Si a este poco edificante panorama, se suma una enorme cantidad de información, distorsionada de una u de otra manera, de acuerdo a estos o aquellos intereses, tenemos lo que tenemos porque estamos cercados por algo que nos supera.
Si he titulado estas líneas como "Las ventajas de la ignorancia" es por la sencilla y contradictoria razón que me siento asombrado ante el espléndido trabajo que Horacio González se encuentra haciendo al frente de la Biblioteca Nacional que está editando las más impensables obras que uno pensaba desaparecidas para siempre de los estantes de las librerías. En particular, a lo argentino visto desde diferente puntos de vista. Es decir elogiar a quienes intentan hacer que la gente sepa lo que debe saber. Un ejemplo, la espléndida edición fascimilar de cuatro números de la revista "Lulú" dedicada a la música. A un precio razonable y dentro de un catálogo estupendo. Otro ejemplo, una edición de "Contra", revista de los "francotiradores", realizada por la Universidad Nacional de Quilmes. Se trata de la revista que durante 1933 dirigió Raúl González Tuñón. También en este caso debemos ponderar sin reservas las ediciones que dicha universidad hace en la Colección La Ideología Argentina, que dirige Oscar Terán.
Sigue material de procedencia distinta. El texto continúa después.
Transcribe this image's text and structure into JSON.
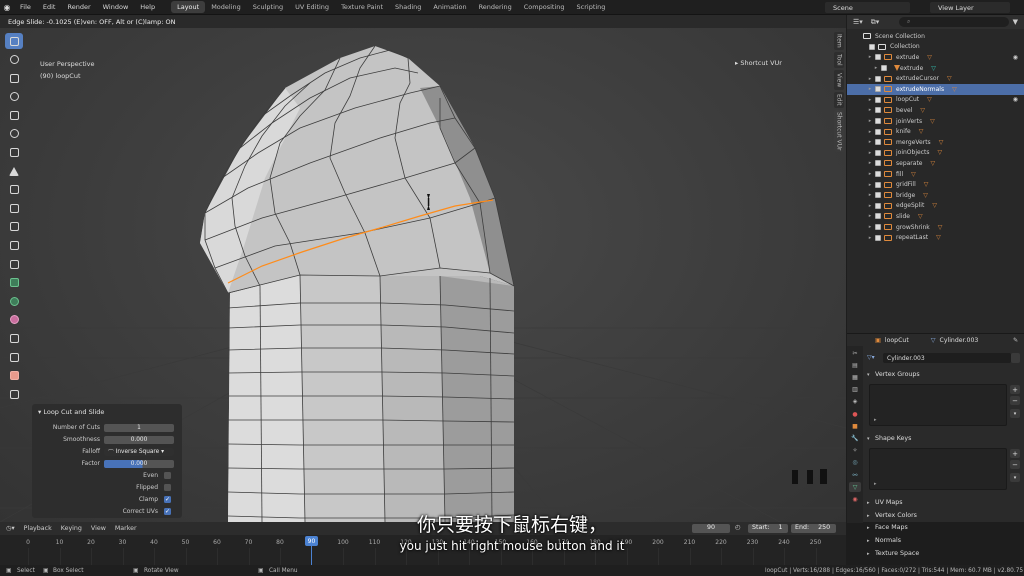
{
  "menu": {
    "items": [
      "File",
      "Edit",
      "Render",
      "Window",
      "Help"
    ],
    "workspaces": [
      "Layout",
      "Modeling",
      "Sculpting",
      "UV Editing",
      "Texture Paint",
      "Shading",
      "Animation",
      "Rendering",
      "Compositing",
      "Scripting"
    ],
    "active_workspace": "Layout",
    "scene": "Scene",
    "view_layer": "View Layer"
  },
  "viewport": {
    "header_status": "Edge Slide: -0.1025 (E)ven: OFF, Alt or (C)lamp: ON",
    "perspective": "User Perspective",
    "object_info": "(90) loopCut",
    "shortcut_label": "Shortcut VUr",
    "side_tabs": [
      "Item",
      "Tool",
      "View",
      "Edit",
      "Shortcut VUr"
    ]
  },
  "operator_panel": {
    "title": "Loop Cut and Slide",
    "number_of_cuts_label": "Number of Cuts",
    "number_of_cuts": "1",
    "smoothness_label": "Smoothness",
    "smoothness": "0.000",
    "falloff_label": "Falloff",
    "falloff": "Inverse Square",
    "factor_label": "Factor",
    "factor": "0.000",
    "even_label": "Even",
    "even": false,
    "flipped_label": "Flipped",
    "flipped": false,
    "clamp_label": "Clamp",
    "clamp": true,
    "correct_uvs_label": "Correct UVs",
    "correct_uvs": true
  },
  "outliner": {
    "search_placeholder": "",
    "rows": [
      {
        "label": "Scene Collection",
        "selected": false,
        "icon": "collection-icon"
      },
      {
        "label": "Collection",
        "selected": false,
        "icon": "collection-icon"
      },
      {
        "label": "extrude",
        "selected": false,
        "icon": "object-icon"
      },
      {
        "label": "extrude",
        "selected": false,
        "icon": "mesh-icon"
      },
      {
        "label": "extrudeCursor",
        "selected": false,
        "icon": "object-icon"
      },
      {
        "label": "extrudeNormals",
        "selected": true,
        "icon": "object-icon"
      },
      {
        "label": "loopCut",
        "selected": false,
        "icon": "object-icon"
      },
      {
        "label": "bevel",
        "selected": false,
        "icon": "object-icon"
      },
      {
        "label": "joinVerts",
        "selected": false,
        "icon": "object-icon"
      },
      {
        "label": "knife",
        "selected": false,
        "icon": "object-icon"
      },
      {
        "label": "mergeVerts",
        "selected": false,
        "icon": "object-icon"
      },
      {
        "label": "joinObjects",
        "selected": false,
        "icon": "object-icon"
      },
      {
        "label": "separate",
        "selected": false,
        "icon": "object-icon"
      },
      {
        "label": "fill",
        "selected": false,
        "icon": "object-icon"
      },
      {
        "label": "gridFill",
        "selected": false,
        "icon": "object-icon"
      },
      {
        "label": "bridge",
        "selected": false,
        "icon": "object-icon"
      },
      {
        "label": "edgeSplit",
        "selected": false,
        "icon": "object-icon"
      },
      {
        "label": "slide",
        "selected": false,
        "icon": "object-icon"
      },
      {
        "label": "growShrink",
        "selected": false,
        "icon": "object-icon"
      },
      {
        "label": "repeatLast",
        "selected": false,
        "icon": "object-icon"
      }
    ]
  },
  "properties": {
    "object_name": "loopCut",
    "mesh_name": "Cylinder.003",
    "mesh_field": "Cylinder.003",
    "sections": [
      "Vertex Groups",
      "Shape Keys",
      "UV Maps",
      "Vertex Colors",
      "Face Maps",
      "Normals",
      "Texture Space"
    ]
  },
  "timeline": {
    "menus": [
      "Playback",
      "Keying",
      "View",
      "Marker"
    ],
    "current_frame": "90",
    "start_label": "Start:",
    "start": "1",
    "end_label": "End:",
    "end": "250",
    "ticks": [
      "0",
      "10",
      "20",
      "30",
      "40",
      "50",
      "60",
      "70",
      "80",
      "90",
      "100",
      "110",
      "120",
      "130",
      "140",
      "150",
      "160",
      "170",
      "180",
      "190",
      "200",
      "210",
      "220",
      "230",
      "240",
      "250"
    ]
  },
  "statusbar": {
    "select": "Select",
    "box_select": "Box Select",
    "rotate_view": "Rotate View",
    "call_menu": "Call Menu",
    "stats": "loopCut | Verts:16/288 | Edges:16/560 | Faces:0/272 | Tris:544 | Mem: 60.7 MB | v2.80.75"
  },
  "subtitles": {
    "cn": "你只要按下鼠标右键，",
    "en": "you just hit right mouse button and it"
  },
  "colors": {
    "accent": "#4b82d2",
    "selection_edge": "#ff8c1a",
    "outliner_selected": "#4c6ea8",
    "object_icon": "#e08a3c"
  }
}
De igual modo debemos hacer la alabanza de la serie "Nueva Dimensión Argentina", que dirige Gregorio Weinberg. Entre otros, de un catálaogo formidable, destaquemos "La Pampa. Costumbres Argentinas", de Alfredo Ebelot; "El país de la selva", de Ricardo Rojas; "Conquista de la Pampa", de Manuel Prado; "Los que pasaban", de Paul Groussac"; "Cartas de un porteño", de Juan María Gutiérrez" y una biografía de Esteban Echeverría de Félix Weinberg.
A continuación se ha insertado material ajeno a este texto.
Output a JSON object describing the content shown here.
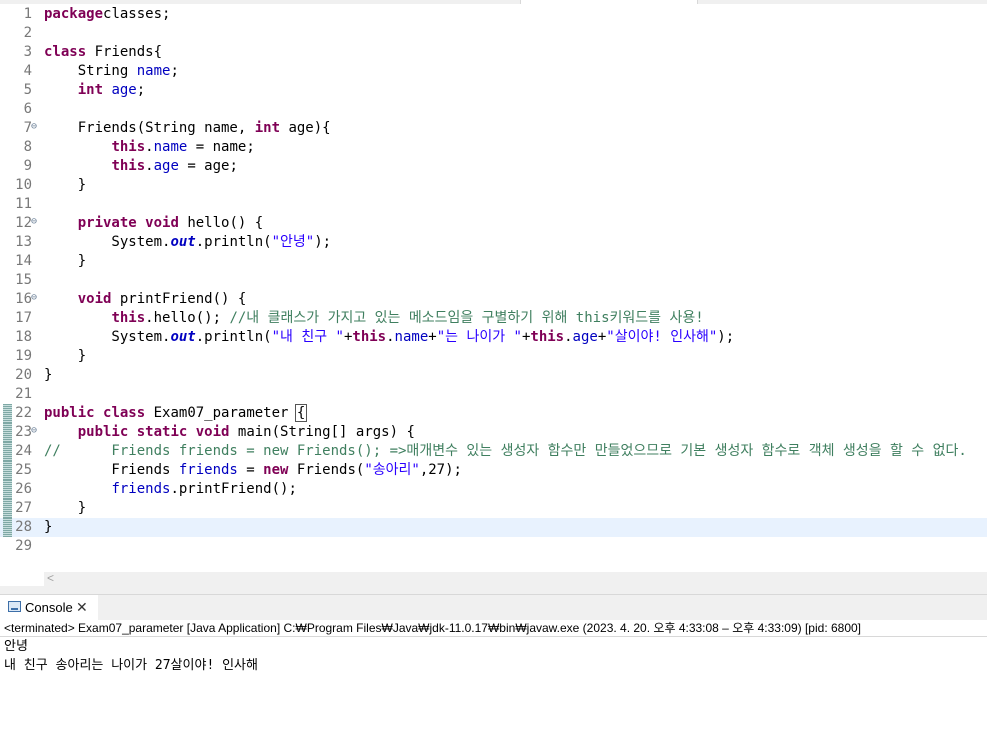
{
  "editor": {
    "lines": [
      {
        "num": "1",
        "parts": [
          [
            "kw",
            "package"
          ],
          [
            "",
            "classes;"
          ]
        ]
      },
      {
        "num": "2",
        "parts": []
      },
      {
        "num": "3",
        "parts": [
          [
            "kw",
            "class"
          ],
          [
            "",
            " Friends{"
          ]
        ]
      },
      {
        "num": "4",
        "parts": [
          [
            "",
            "    String "
          ],
          [
            "fld",
            "name"
          ],
          [
            "",
            ";"
          ]
        ]
      },
      {
        "num": "5",
        "parts": [
          [
            "",
            "    "
          ],
          [
            "kw",
            "int"
          ],
          [
            "",
            " "
          ],
          [
            "fld",
            "age"
          ],
          [
            "",
            ";"
          ]
        ]
      },
      {
        "num": "6",
        "parts": []
      },
      {
        "num": "7",
        "fold": true,
        "parts": [
          [
            "",
            "    Friends(String name, "
          ],
          [
            "kw",
            "int"
          ],
          [
            "",
            " age){"
          ]
        ]
      },
      {
        "num": "8",
        "parts": [
          [
            "",
            "        "
          ],
          [
            "kw",
            "this"
          ],
          [
            "",
            "."
          ],
          [
            "fld",
            "name"
          ],
          [
            "",
            " = name;"
          ]
        ]
      },
      {
        "num": "9",
        "parts": [
          [
            "",
            "        "
          ],
          [
            "kw",
            "this"
          ],
          [
            "",
            "."
          ],
          [
            "fld",
            "age"
          ],
          [
            "",
            " = age;"
          ]
        ]
      },
      {
        "num": "10",
        "parts": [
          [
            "",
            "    }"
          ]
        ]
      },
      {
        "num": "11",
        "parts": []
      },
      {
        "num": "12",
        "fold": true,
        "parts": [
          [
            "",
            "    "
          ],
          [
            "kw",
            "private"
          ],
          [
            "",
            " "
          ],
          [
            "kw",
            "void"
          ],
          [
            "",
            " hello() {"
          ]
        ]
      },
      {
        "num": "13",
        "parts": [
          [
            "",
            "        System."
          ],
          [
            "sfld",
            "out"
          ],
          [
            "",
            ".println("
          ],
          [
            "str",
            "\"안녕\""
          ],
          [
            "",
            ");"
          ]
        ]
      },
      {
        "num": "14",
        "parts": [
          [
            "",
            "    }"
          ]
        ]
      },
      {
        "num": "15",
        "parts": []
      },
      {
        "num": "16",
        "fold": true,
        "parts": [
          [
            "",
            "    "
          ],
          [
            "kw",
            "void"
          ],
          [
            "",
            " printFriend() {"
          ]
        ]
      },
      {
        "num": "17",
        "parts": [
          [
            "",
            "        "
          ],
          [
            "kw",
            "this"
          ],
          [
            "",
            ".hello(); "
          ],
          [
            "cmt",
            "//내 클래스가 가지고 있는 메소드임을 구별하기 위해 this키워드를 사용!"
          ]
        ]
      },
      {
        "num": "18",
        "parts": [
          [
            "",
            "        System."
          ],
          [
            "sfld",
            "out"
          ],
          [
            "",
            ".println("
          ],
          [
            "str",
            "\"내 친구 \""
          ],
          [
            "",
            "+"
          ],
          [
            "kw",
            "this"
          ],
          [
            "",
            "."
          ],
          [
            "fld",
            "name"
          ],
          [
            "",
            "+"
          ],
          [
            "str",
            "\"는 나이가 \""
          ],
          [
            "",
            "+"
          ],
          [
            "kw",
            "this"
          ],
          [
            "",
            "."
          ],
          [
            "fld",
            "age"
          ],
          [
            "",
            "+"
          ],
          [
            "str",
            "\"살이야! 인사해\""
          ],
          [
            "",
            ");"
          ]
        ]
      },
      {
        "num": "19",
        "parts": [
          [
            "",
            "    }"
          ]
        ]
      },
      {
        "num": "20",
        "parts": [
          [
            "",
            "}"
          ]
        ]
      },
      {
        "num": "21",
        "parts": []
      },
      {
        "num": "22",
        "changed": true,
        "parts": [
          [
            "kw",
            "public"
          ],
          [
            "",
            " "
          ],
          [
            "kw",
            "class"
          ],
          [
            "",
            " Exam07_parameter "
          ],
          [
            "hbox",
            "{"
          ]
        ]
      },
      {
        "num": "23",
        "changed": true,
        "fold": true,
        "parts": [
          [
            "",
            "    "
          ],
          [
            "kw",
            "public"
          ],
          [
            "",
            " "
          ],
          [
            "kw",
            "static"
          ],
          [
            "",
            " "
          ],
          [
            "kw",
            "void"
          ],
          [
            "",
            " main(String[] args) {"
          ]
        ]
      },
      {
        "num": "24",
        "changed": true,
        "parts": [
          [
            "cmt",
            "//      Friends friends = new Friends(); =>매개변수 있는 생성자 함수만 만들었으므로 기본 생성자 함수로 객체 생성을 할 수 없다."
          ]
        ]
      },
      {
        "num": "25",
        "changed": true,
        "parts": [
          [
            "",
            "        Friends "
          ],
          [
            "fld",
            "friends"
          ],
          [
            "",
            " = "
          ],
          [
            "kw",
            "new"
          ],
          [
            "",
            " Friends("
          ],
          [
            "str",
            "\"송아리\""
          ],
          [
            "",
            ",27);"
          ]
        ]
      },
      {
        "num": "26",
        "changed": true,
        "parts": [
          [
            "",
            "        "
          ],
          [
            "fld",
            "friends"
          ],
          [
            "",
            ".printFriend();"
          ]
        ]
      },
      {
        "num": "27",
        "changed": true,
        "parts": [
          [
            "",
            "    }"
          ]
        ]
      },
      {
        "num": "28",
        "changed": true,
        "current": true,
        "parts": [
          [
            "",
            "}"
          ]
        ]
      },
      {
        "num": "29",
        "parts": []
      }
    ]
  },
  "console": {
    "tab_label": "Console",
    "status": "<terminated> Exam07_parameter [Java Application] C:₩Program Files₩Java₩jdk-11.0.17₩bin₩javaw.exe  (2023. 4. 20. 오후 4:33:08 – 오후 4:33:09) [pid: 6800]",
    "output": [
      "안녕",
      "내 친구 송아리는 나이가 27살이야! 인사해"
    ]
  },
  "icons": {
    "fold": "collapse-minus-icon",
    "console": "console-icon",
    "close": "close-icon",
    "scroll_left": "scroll-left-arrow-icon"
  }
}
Es decir "las ventajas de la ignorancia" es para aquellos payasos que mientras más payasadas hacen, entre ellas las presuntas discusiones de un señor todo tatuado con una señorita con sus pómulos más hinchados imposible, ganan más dinero. Todos los libros mencionados no son de alto precio, todo lo contrario. Son los argentinos quienes ahora deben elegir. Leerlos no les llenará el bolsillo a nadie, pero le darán la oportunidad de enriquecerse espiritualmente, lo que no es la repetición de un "lugar común", sino la expresión de que día a día tratemos de ser un poco menos mediocres y cómplices de una estupidez que no parece tener límite. Creo que son bastantes quienes conocen aquello de Borges sobre la predilección que tienen los déspotas en quemar libros y levantar murallas. Nosotros, si persistimos en mirar mucho de lo que miramos sin decir nada, encendemos un fósforo con cada una de nuestras miradas. Agreguemos que, además de todo lo expresado, la ignorancia sirve para que la triste y trágica muerte de un niño, del inocente Isidro, pase desapercibida dentro de no mucho tiempo.